Pepsin Digest of Gliadin Forms Spontaneously Amyloid-Like Nanostructures Influencing the Expression of Selected Pro-Inflammatory, Chemoattractant, and Apoptotic Genes in Caco-2 Cells: Implications for Gluten-Related Disorders

HERRERA, MARIA GEORGINA; NICOLETTI, FRANCESCO; GRAS, MARION; DÖRFLER, PHILIPP W.; TONALI, NICOLO; HANNAPPEL, YVONNE; ENNEN, INGA; HÜTTEN, ANDREAS; HELLWEG, THOMAS; LAMMERS, KAREN M.; DODERO, VERONICA I.

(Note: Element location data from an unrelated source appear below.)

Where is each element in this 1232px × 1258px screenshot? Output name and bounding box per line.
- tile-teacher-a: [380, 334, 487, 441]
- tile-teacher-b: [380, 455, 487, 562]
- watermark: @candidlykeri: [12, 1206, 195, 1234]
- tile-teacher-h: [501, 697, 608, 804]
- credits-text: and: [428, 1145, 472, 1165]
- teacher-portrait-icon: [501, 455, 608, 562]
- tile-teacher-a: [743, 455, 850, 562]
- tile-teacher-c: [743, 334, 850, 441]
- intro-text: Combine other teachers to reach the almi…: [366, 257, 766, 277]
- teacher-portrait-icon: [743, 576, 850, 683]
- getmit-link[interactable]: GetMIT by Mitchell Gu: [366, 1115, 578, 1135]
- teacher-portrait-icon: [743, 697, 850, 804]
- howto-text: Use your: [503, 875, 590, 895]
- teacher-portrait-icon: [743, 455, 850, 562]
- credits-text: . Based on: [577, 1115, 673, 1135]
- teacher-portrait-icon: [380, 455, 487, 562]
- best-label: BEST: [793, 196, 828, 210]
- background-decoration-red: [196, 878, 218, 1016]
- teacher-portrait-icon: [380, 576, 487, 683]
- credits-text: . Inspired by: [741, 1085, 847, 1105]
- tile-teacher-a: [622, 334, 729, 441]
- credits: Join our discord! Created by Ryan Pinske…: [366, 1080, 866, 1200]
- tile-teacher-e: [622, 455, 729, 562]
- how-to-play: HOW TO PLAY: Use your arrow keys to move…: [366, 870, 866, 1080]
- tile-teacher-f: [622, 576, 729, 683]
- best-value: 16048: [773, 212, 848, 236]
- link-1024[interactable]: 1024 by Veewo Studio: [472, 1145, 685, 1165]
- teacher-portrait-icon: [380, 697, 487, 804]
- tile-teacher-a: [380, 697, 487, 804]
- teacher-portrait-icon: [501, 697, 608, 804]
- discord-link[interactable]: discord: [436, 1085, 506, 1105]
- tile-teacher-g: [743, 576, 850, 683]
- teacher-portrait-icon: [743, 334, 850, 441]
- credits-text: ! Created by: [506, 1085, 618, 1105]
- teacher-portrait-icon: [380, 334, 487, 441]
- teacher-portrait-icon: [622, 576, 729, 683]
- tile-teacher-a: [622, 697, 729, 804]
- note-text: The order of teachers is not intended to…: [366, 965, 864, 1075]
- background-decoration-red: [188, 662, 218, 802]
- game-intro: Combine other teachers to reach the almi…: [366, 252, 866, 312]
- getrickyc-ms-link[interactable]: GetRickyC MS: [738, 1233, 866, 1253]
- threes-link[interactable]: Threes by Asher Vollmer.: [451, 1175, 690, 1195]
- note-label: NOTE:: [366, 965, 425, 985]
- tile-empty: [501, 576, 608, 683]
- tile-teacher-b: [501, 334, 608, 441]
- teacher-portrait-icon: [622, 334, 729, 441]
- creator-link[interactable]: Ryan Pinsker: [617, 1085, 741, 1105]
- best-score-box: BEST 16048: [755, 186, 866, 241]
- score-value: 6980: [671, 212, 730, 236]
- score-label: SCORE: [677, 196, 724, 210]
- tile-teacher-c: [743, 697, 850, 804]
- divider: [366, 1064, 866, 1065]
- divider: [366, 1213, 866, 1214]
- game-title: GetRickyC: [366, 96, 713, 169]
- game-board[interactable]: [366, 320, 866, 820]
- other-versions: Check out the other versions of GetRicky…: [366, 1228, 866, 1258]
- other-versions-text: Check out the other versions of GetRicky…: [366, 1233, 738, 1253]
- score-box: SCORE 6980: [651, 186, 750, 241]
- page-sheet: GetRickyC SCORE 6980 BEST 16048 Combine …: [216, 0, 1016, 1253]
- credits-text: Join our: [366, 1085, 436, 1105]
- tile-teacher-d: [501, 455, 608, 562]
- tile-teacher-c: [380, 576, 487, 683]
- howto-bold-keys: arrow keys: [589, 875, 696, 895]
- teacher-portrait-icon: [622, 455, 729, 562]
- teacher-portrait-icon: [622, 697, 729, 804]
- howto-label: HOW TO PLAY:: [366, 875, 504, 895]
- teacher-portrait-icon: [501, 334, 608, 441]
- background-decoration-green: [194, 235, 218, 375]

MOLECULAR NUTRITION & FOOD RESEARCH

WILEY-V C H VERLAG GMBH

Año: 2021 vol. 65

1613-4125

Scope: Proteolysis-resistant gliadin peptides are intensely investigated in biomedical research relates to celiac disease and gluten-related disorders. Herein, the first integrated supramolecular investigation of pepsin-digested gliadin peptides (p-gliadin) is presented in combination with its functional behavior in the Caco-2 cell line. Methods and Results: First, gliadins are degraded by pepsin at pH 3, and the physicochemical properties of p-gliadin are compared with gliadin. An integrated approach using interfacial, spectroscopic, and microscopic techniques reveals that the p-gliadin forms spontaneously soluble large supramolecular structures, mainly oligomers and fibrils, capable of binding amyloid-sensitive dyes. The self-assembly of p-gliadin starts at a concentration of 0.40 µg mL−1. Second, the stimulation of Caco-2 cells with the p-gliadin supramolecular system is performed, and the mRNA expression levels of a panel of genes are tested. The experiments show that p-gliadin composed of supramolecular structures triggers significant mRNA up-regulation (p < 0.05) of pro-apoptotic biomarkers (ratio Bcl2/Bak-1), chemokines (CCL2, CCL3, CCL4, CCL5, CXCL8), and the chemokine receptor CXCR3. Conclusions: This work demonstrates that p-gliadin is interfacial active, forming spontaneously amyloid-type structures that trigger genes in the Caco-2 cell line involved in recruiting specialized immune cells.